Lisa Shields founded FI.SPAN in 2016, a year after she stepped down as chief executive of Hyperwallet Systems Inc. The sale of the 18-year-old international payments platform to PayPal, which was announced in June and closed last month, is one of the largest tech acquisitions in recent Canadian history. FI.SPAN continues Ms. Shields’s foray into financial technology, or fintech, which allows banks to connect business clients with new technologies.

With only $6-million in financing behind it – including $4-million in seed money from the Business Development Bank of Canada’s Women in Technology Venture Fund and other groups – Ms. Shields says FI.SPAN has already built partnerships with four of the top 20 U.S. commercial banks. As of Wednesday, that includes JPMorgan Chase – the biggest of them all, according to the Federal Reserve – the first partner FI.SPAN is revealing publicly. Now, Ms. Shields hopes she can persuade Canadian banks to try the service too.

FI.SPAN helps banks connect some of their products and services with accounting and other applications for commercial clients. In doing so, it links classic bank services with new cloud technologies without the high cost of upgrading massive older systems.

“It’s an opportunity to make fintech a service, where banks can make use of innovative solutions that fintechs provide" while still retaining the customer, Ms. Shields said in a phone interview.

Jason Tiede, JPMorgan Chase’s head of treasury services innovation, said partnering with FI.SPAN will help the bank develop pilot programs for the corporate treasurers of its business-banking clients.

“FI.SPAN is a very young and nimble organization, and is able to do integration work with those treasury software programs,” Mr. Tiede said in an interview. By working with the Vancouver company, he said, the bank can "do so in a very rapid and experimental way to better understand how our clients want us to embed our services with them.”

Educated at the Massachusetts Institute of Technology, Ms. Shields worked as a engineer for 15 years before launching Hyperwallet in 2000. It took time to hit its stride, surviving the dot-com bubble and gradually finding international reach before coming of age after the global financial crisis. As the freelance-style “gig” economy grew after the crisis, Hyperwallet found a key client base in multinational businesses that needed to pay such workers, Ms. Shields said. The company helped them make payments worldwide, in multiple currencies, and at low cost.

She and other Hyperwallet shareholders each sold half of their holdings in 2014 amid a private-equity recapitalization, staying on as CEO for another year before what she calls her “garden leave.” She launched FI.SPAN in 2016, and financed it herself for its first year before taking on investment; she remains a “significant” investor. The fundraising experience this time was much easier, Ms.

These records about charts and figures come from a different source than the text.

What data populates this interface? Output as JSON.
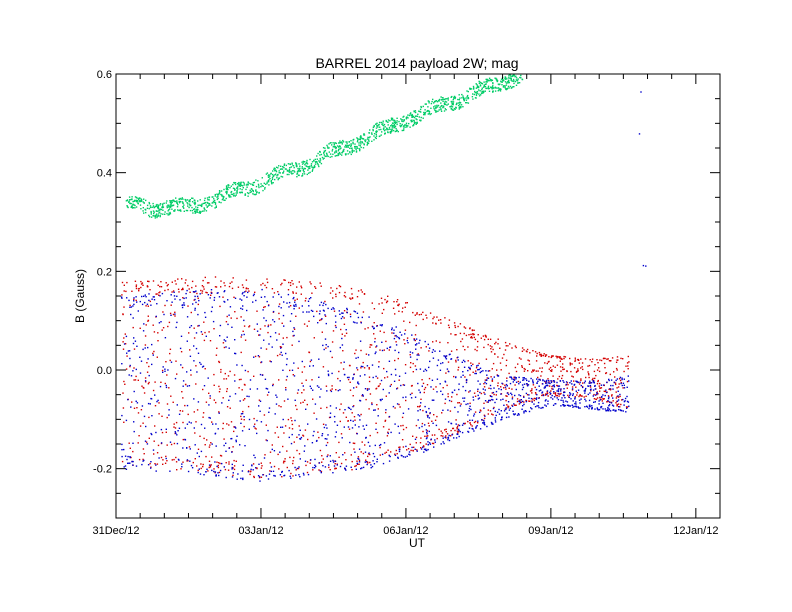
{
  "chart_data": {
    "type": "scatter",
    "title": "BARREL 2014 payload 2W; mag",
    "xlabel": "UT",
    "ylabel": "B (Gauss)",
    "xlim_days": [
      0,
      12.5
    ],
    "ylim": [
      -0.3,
      0.6
    ],
    "x_ticks": [
      {
        "day": 0,
        "label": "31Dec/12"
      },
      {
        "day": 3,
        "label": "03Jan/12"
      },
      {
        "day": 6,
        "label": "06Jan/12"
      },
      {
        "day": 9,
        "label": "09Jan/12"
      },
      {
        "day": 12,
        "label": "12Jan/12"
      }
    ],
    "y_ticks": [
      {
        "value": -0.2,
        "label": "-0.2"
      },
      {
        "value": 0.0,
        "label": "0.0"
      },
      {
        "value": 0.2,
        "label": "0.2"
      },
      {
        "value": 0.4,
        "label": "0.4"
      },
      {
        "value": 0.6,
        "label": "0.6"
      }
    ],
    "series": [
      {
        "color": "#00cc66",
        "points": [
          [
            0.2,
            0.34
          ],
          [
            0.5,
            0.335
          ],
          [
            0.8,
            0.33
          ],
          [
            1.2,
            0.33
          ],
          [
            1.6,
            0.335
          ],
          [
            2.0,
            0.345
          ],
          [
            2.4,
            0.36
          ],
          [
            2.8,
            0.375
          ],
          [
            3.2,
            0.39
          ],
          [
            3.6,
            0.405
          ],
          [
            4.0,
            0.42
          ],
          [
            4.4,
            0.44
          ],
          [
            4.8,
            0.455
          ],
          [
            5.2,
            0.475
          ],
          [
            5.6,
            0.49
          ],
          [
            6.0,
            0.51
          ],
          [
            6.4,
            0.525
          ],
          [
            6.8,
            0.54
          ],
          [
            7.2,
            0.555
          ],
          [
            7.6,
            0.57
          ],
          [
            8.0,
            0.585
          ],
          [
            8.2,
            0.595
          ],
          [
            8.4,
            0.6
          ]
        ]
      },
      {
        "color": "#d40000",
        "envelope_upper": [
          [
            0.1,
            0.18
          ],
          [
            1.0,
            0.185
          ],
          [
            2.0,
            0.19
          ],
          [
            3.0,
            0.19
          ],
          [
            4.0,
            0.185
          ],
          [
            5.0,
            0.17
          ],
          [
            6.0,
            0.14
          ],
          [
            7.0,
            0.1
          ],
          [
            8.0,
            0.06
          ],
          [
            9.0,
            0.03
          ],
          [
            10.0,
            0.025
          ],
          [
            10.6,
            0.03
          ]
        ],
        "envelope_lower": [
          [
            0.1,
            -0.19
          ],
          [
            1.0,
            -0.2
          ],
          [
            2.0,
            -0.21
          ],
          [
            3.0,
            -0.22
          ],
          [
            4.0,
            -0.21
          ],
          [
            5.0,
            -0.2
          ],
          [
            6.0,
            -0.17
          ],
          [
            7.0,
            -0.13
          ],
          [
            8.0,
            -0.08
          ],
          [
            9.0,
            -0.05
          ],
          [
            10.0,
            -0.06
          ],
          [
            10.6,
            -0.08
          ]
        ]
      },
      {
        "color": "#0000cc",
        "envelope_upper": [
          [
            0.1,
            0.15
          ],
          [
            1.0,
            0.16
          ],
          [
            2.0,
            0.165
          ],
          [
            3.0,
            0.165
          ],
          [
            4.0,
            0.15
          ],
          [
            5.0,
            0.12
          ],
          [
            6.0,
            0.08
          ],
          [
            7.0,
            0.03
          ],
          [
            8.0,
            -0.01
          ],
          [
            9.0,
            -0.02
          ],
          [
            10.0,
            -0.02
          ],
          [
            10.6,
            -0.01
          ]
        ],
        "envelope_lower": [
          [
            0.1,
            -0.2
          ],
          [
            1.0,
            -0.205
          ],
          [
            2.0,
            -0.215
          ],
          [
            3.0,
            -0.225
          ],
          [
            4.0,
            -0.215
          ],
          [
            5.0,
            -0.205
          ],
          [
            6.0,
            -0.18
          ],
          [
            7.0,
            -0.14
          ],
          [
            8.0,
            -0.1
          ],
          [
            9.0,
            -0.07
          ],
          [
            10.0,
            -0.08
          ],
          [
            10.6,
            -0.085
          ]
        ]
      },
      {
        "color": "#0000cc",
        "points": [
          [
            10.9,
            0.213
          ],
          [
            10.95,
            0.212
          ],
          [
            10.85,
            0.565
          ],
          [
            10.82,
            0.48
          ]
        ]
      }
    ]
  }
}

Shields said, and not just in comparison with Hyperwallet, which had to weather the dot-com bust.

“It was, and is, different for a female founder without domain experience and a track record,” she said. Now Hyperwallet has given her a track record – and the market has changed, at least slightly. “I think there’s been a mindset shift with professional women over last 20 years – now I’m selling to [more] women.”

Ms. Shields, who has been a fellow with the Creative Destruction Lab entrepreneurship program, says her experience has informed her own startup investing. She said she seeks businesses with female founders: “Quite frankly, because they represent value for money.”

BDC managing director Michelle Scarborough, who runs the Women in Technology Venture Fund, said she has long been impressed with Ms. Shields’s experience and business-building style, and was excited to invest in FI.SPAN.

“She has a very practical approach to organizing teams, identifying a customer need, validating that with the customer, and then executing what that actually needs to look like," Ms. Scarborough said.

Ms. Shields now hopes to expand FI.SPAN’s customer base not just among large U.S. banks, but in Canada. It’s a strategy she shares with fintech startups she invests in. “My advice, nine times out of 10, is ... start with the United States, then bring it to Canada if it makes sense for you,” she said. “It will be easier to do business with U.S. banks. They move faster.”